Le 29 juin a été déclaré jour de deuil national en Turquie. A Istanbul et ailleurs, les omniprésents drapeaux rouges frappés de l’étoile et du croissant ont été mis en berne mercredi pour saluer la mémoire des 41 personnes tuées dans le triple attentat perpétré la veille à l’aéroport Atatürk d’Istanbul. Ces démonstrations de deuil collectif ne suffisent pas à masquer le trouble qui travaille un pays affecté en profondeur par les débordements du conflit syrien.
Le premier ministre, Binali Yildirim, l’a annoncé dans la nuit de mardi à mercredi : l’attentat d’Istanbul porterait la « marque de Daech ». Aucune revendication n’a pourtant été émise par cette organisation djihadiste, généralement prompte, comme pour Orlando et Magnanville, à s’arroger la responsabilité de tous les actes, même isolés, commis en son nom. En Turquie, c’est la confusion qui prévaut, aussi bien sur les causes de tels attentats non revendiqués mais toujours attribués d’office à l’organisation Etat islamique (EI) par les autorités que sur les intentions d’Ankara vis-à -vis des djihadistes.
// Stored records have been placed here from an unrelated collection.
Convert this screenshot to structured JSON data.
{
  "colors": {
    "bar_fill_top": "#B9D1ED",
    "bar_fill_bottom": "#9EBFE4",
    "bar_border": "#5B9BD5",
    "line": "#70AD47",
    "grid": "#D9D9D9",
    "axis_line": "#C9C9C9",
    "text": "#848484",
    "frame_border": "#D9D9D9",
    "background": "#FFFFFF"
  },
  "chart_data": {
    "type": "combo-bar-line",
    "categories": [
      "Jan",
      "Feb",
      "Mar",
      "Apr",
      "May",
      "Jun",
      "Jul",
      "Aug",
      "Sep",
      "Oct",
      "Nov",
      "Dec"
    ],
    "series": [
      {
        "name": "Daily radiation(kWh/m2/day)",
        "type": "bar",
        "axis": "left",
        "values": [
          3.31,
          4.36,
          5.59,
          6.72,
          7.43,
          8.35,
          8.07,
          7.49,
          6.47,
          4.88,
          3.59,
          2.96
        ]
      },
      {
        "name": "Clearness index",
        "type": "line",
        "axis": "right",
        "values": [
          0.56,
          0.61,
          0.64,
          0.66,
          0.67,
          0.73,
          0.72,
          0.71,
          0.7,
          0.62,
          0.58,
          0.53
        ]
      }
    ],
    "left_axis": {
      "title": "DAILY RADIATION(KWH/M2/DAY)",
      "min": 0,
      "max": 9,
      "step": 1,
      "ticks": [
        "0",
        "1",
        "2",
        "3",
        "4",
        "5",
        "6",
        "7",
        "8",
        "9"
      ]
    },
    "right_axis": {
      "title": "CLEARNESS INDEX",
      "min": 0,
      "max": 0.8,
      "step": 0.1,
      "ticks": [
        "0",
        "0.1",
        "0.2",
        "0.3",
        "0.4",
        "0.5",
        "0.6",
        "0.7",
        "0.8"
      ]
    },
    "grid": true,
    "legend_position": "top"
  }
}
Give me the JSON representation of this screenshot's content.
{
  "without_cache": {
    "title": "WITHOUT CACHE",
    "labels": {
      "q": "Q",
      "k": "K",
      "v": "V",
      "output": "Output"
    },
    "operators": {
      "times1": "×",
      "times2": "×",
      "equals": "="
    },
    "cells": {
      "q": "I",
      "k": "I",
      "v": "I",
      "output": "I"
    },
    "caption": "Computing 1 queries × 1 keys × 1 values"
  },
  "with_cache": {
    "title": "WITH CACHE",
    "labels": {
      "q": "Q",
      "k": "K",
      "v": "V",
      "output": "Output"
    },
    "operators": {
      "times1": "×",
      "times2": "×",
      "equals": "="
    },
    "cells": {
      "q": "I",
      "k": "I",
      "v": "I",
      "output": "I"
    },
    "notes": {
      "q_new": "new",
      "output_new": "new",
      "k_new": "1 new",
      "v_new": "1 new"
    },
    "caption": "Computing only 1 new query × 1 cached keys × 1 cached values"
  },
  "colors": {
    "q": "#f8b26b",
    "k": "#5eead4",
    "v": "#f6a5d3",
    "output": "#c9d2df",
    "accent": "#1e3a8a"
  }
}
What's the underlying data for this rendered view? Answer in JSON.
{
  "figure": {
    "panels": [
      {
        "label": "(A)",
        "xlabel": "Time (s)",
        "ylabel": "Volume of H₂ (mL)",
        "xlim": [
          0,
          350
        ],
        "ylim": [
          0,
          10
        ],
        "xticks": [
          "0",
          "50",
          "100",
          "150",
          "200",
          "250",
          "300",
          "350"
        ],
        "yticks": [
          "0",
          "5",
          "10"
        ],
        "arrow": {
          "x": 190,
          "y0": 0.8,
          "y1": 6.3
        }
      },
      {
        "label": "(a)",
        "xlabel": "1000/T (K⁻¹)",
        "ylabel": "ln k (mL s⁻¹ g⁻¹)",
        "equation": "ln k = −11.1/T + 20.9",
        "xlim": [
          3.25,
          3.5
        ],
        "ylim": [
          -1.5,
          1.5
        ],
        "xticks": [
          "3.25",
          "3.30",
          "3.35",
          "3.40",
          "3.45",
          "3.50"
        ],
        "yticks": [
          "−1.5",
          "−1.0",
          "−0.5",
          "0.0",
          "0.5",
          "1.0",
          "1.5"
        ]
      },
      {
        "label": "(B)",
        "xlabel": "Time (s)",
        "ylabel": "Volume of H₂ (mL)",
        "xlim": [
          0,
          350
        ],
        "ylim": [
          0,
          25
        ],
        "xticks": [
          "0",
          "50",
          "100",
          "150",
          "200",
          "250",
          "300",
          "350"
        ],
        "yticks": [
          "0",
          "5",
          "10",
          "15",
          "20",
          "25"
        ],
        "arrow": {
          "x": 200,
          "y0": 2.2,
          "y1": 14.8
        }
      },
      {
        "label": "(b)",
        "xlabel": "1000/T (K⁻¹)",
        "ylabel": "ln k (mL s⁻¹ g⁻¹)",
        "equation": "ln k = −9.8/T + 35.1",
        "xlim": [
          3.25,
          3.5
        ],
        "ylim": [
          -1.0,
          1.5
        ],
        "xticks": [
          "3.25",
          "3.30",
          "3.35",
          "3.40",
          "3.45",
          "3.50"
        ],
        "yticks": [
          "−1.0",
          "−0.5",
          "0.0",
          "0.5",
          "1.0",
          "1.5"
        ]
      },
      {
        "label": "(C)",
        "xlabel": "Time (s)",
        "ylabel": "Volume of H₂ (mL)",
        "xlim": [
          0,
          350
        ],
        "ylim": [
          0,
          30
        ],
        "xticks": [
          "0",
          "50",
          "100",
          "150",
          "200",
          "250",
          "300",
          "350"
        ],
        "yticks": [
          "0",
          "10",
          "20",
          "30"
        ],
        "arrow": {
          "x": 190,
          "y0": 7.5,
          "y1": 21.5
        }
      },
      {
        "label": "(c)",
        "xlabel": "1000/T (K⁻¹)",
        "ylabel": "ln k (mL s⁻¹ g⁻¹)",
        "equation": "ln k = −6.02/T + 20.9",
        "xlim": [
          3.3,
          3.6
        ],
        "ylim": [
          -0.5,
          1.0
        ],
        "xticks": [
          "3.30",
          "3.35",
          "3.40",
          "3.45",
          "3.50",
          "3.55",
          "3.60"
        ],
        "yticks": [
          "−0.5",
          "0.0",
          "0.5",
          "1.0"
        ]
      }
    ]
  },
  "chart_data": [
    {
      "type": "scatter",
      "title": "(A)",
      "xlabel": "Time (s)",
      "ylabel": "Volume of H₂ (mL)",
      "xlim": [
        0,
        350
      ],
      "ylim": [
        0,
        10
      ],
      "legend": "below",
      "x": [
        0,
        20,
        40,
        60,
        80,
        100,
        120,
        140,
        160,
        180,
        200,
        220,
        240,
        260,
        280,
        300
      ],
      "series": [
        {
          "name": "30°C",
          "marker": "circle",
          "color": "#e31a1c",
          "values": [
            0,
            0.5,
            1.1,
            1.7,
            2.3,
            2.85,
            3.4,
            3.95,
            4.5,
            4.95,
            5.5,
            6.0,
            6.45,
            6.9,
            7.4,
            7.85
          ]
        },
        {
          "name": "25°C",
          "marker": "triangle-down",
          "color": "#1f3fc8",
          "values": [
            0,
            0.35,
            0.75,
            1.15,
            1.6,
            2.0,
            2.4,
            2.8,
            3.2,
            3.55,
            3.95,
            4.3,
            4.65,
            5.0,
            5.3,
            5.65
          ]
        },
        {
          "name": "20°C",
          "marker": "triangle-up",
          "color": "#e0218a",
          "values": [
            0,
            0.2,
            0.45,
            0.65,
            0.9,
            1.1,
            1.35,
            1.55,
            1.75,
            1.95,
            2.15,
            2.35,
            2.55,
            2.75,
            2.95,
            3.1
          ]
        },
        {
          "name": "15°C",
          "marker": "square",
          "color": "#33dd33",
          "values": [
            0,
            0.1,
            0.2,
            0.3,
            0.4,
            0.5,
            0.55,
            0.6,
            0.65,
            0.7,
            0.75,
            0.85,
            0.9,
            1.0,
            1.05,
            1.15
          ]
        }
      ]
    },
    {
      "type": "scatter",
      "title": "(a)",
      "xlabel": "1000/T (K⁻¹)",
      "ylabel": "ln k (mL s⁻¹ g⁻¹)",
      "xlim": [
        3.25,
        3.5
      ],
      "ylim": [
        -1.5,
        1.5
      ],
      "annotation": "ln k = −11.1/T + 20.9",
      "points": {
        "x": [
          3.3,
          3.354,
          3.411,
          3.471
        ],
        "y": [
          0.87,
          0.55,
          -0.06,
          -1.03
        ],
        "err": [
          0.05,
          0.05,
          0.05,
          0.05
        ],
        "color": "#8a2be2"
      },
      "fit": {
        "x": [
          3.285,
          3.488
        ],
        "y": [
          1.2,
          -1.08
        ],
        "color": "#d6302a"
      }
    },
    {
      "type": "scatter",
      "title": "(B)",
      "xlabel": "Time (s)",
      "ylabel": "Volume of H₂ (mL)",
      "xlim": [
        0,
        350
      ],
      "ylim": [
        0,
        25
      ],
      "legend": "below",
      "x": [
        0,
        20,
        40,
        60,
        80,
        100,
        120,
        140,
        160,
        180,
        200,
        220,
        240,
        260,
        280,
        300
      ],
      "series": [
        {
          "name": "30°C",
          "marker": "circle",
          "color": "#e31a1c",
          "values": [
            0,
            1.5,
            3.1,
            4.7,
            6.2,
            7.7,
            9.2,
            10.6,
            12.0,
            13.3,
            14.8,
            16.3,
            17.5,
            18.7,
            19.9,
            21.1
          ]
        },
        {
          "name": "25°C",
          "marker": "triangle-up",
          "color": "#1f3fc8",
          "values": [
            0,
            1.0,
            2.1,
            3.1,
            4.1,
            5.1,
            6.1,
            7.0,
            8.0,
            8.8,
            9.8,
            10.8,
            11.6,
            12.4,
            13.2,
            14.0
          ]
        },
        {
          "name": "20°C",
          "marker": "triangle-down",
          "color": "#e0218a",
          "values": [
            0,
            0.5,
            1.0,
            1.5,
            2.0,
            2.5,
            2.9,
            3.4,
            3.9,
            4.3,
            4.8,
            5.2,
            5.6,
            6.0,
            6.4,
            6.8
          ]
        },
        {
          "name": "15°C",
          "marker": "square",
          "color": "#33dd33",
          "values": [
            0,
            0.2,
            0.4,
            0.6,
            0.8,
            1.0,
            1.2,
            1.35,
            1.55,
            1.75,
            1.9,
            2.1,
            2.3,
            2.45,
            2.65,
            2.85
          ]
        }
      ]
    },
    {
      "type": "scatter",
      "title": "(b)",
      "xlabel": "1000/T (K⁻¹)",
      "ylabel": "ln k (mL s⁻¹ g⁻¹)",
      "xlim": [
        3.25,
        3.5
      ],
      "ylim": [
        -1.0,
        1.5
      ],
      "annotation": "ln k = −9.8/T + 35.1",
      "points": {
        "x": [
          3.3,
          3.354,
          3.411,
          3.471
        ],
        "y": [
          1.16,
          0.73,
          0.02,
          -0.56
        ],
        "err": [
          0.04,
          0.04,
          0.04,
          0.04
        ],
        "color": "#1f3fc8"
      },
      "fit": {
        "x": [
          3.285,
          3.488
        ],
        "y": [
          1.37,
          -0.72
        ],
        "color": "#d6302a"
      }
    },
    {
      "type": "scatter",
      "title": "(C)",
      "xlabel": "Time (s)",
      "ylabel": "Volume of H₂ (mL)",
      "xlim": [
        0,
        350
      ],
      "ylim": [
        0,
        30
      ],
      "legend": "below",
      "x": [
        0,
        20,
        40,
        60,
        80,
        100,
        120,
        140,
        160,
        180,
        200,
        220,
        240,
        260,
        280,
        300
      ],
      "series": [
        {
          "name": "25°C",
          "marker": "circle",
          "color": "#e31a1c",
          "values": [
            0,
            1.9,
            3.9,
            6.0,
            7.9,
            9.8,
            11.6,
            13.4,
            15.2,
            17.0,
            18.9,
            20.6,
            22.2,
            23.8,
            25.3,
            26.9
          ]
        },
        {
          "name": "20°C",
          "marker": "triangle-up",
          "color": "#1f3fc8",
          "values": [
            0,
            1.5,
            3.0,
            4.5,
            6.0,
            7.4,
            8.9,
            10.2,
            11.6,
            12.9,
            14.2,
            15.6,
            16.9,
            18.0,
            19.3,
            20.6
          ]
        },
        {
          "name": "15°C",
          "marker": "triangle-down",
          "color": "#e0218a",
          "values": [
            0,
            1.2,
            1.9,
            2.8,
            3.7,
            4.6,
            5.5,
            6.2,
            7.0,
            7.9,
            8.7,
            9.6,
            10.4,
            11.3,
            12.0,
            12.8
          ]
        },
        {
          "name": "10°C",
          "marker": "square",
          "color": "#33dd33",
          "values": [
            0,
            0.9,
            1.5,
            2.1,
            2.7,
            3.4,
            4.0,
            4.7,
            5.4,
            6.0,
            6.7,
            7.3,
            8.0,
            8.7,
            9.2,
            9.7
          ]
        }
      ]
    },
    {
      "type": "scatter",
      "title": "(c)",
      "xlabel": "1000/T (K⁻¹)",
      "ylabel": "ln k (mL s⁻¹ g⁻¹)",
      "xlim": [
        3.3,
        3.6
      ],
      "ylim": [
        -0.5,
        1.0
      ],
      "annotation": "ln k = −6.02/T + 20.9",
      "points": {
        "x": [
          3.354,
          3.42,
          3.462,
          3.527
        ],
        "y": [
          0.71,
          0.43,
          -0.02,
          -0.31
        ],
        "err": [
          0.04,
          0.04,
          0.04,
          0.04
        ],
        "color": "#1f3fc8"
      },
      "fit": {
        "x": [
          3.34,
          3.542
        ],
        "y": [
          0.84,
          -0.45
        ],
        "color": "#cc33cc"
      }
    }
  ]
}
La Turquie a rejoint la coalition internationale contre l’EI en août 2015, à la suite de l’attentat de Suruç, à la frontière syro-turque, le 20 juillet, qui avait visé des militants pro-Kurdes sur le point de se rendre dans la ville kurde syrienne de Kobané.
Ayant fait 32 victimes, cette attaque était intervenue peu après que la branche légale du mouvement kurde avait obtenu un succès historique aux élections générales de juin, empêchant l’AKP, le parti conservateur au pouvoir, de gouverner seul.
L’aile armée du mouvement kurde, le Parti des travailleurs du Kurdistan (PKK), avait alors dénoncé l’attentat de Suruç comme une manipulation d’Ankara devant être vengée par les armes, rompant ainsi le processus de paix en cours avec l’Etat turc depuis 2013. Dans les jours suivant, le sud-est du pays, à majorité kurde, sombrait dans une nouvelle guerre qui, un an plus tard, s’est traduite par la destruction de quartiers entiers dans des affrontements de rue entre forces turques et guérilla kurde, par des attentats réguliers du PKK visant des cibles militaires et policières, et par des accrochages presque quotidiens dans les maquis du pays kurde.
Moment de basculement pour la Turquie, premier d’une succession d’attaques attribuées à l’EI mais jamais revendiquées, l’attentat de Suruç et ses suites ont permis à Ankara de défendre l’idée qu’elle se trouvait confrontée à une menace terroriste identifiée dans un même mouvement aux rebelles kurdes et à l’EI. Bien que le discours officiel qui relayait cette conception du conflit en cours ait placé les uns et les autres sur le même plan, la Turquie a montré quelles étaient ses priorités.
Base arrière des djihadistes
Engagé dans une guerre totale contre le PKK sur son propre territoire, Ankara n’est pas à proprement parler intervenu contre l’EI en Syrie. Au contraire, la Turquie s’est montrée systématiquement hostile aux avancées des forces kurdes syriennes face aux djihadistes. Placées de fait sous le contrôle du PKK, dénoncées comme  » terroristes  » par Ankara, elles se trouvent être les meilleures alliées au sol de la coalition internationale contre l’EI en Syrie.
Combattre à la fois l’EI et l’un de ses pires ennemis, le PKK, est impossible. La Turquie est donc mise en demeure de choisir : éviter d’exercer une pression trop forte sur les djihadistes ou chercher une sortie de conflit avec le PKK et trouver un modus vivendi avec ses alliés kurdes syriens. Rien n’indique, au contraire, que la Turquie ait choisi cette voie.
Par ailleurs, les opérations que les forces turques mènent à un rythme plus soutenu contre les cellules djihadistes – qui ont prospéré sur son territoire à la faveur de la guerre qui fait rage en Syrie voisine, où la Turquie soutient des groupes armés d’inspiration islamiste contre les Kurdes et le régime de Damas – et la réponse graduée d’Ankara aux tirs de roquette vers son territoire depuis des positions de l’EI proches de sa frontière n’indiquent pas encore une volonté réelle de changer de cap. La Turquie est, depuis le déclenchement du conflit syrien, une voie d’accès vers la Syrie et une base arrière de fait pour les djihadistes. Les conséquences de cette réalité ne peuvent être renversées immédiatement.
Aussi, si les efforts spectaculaires d’Ankara pour renouer des liens avec Israël et la Russie dénotent déjà d’un redéploiement de sa stratégie régionale, le piège syrien dans lequel s’est enferrée la Turquie pourrait être plus délicat à désamorcer.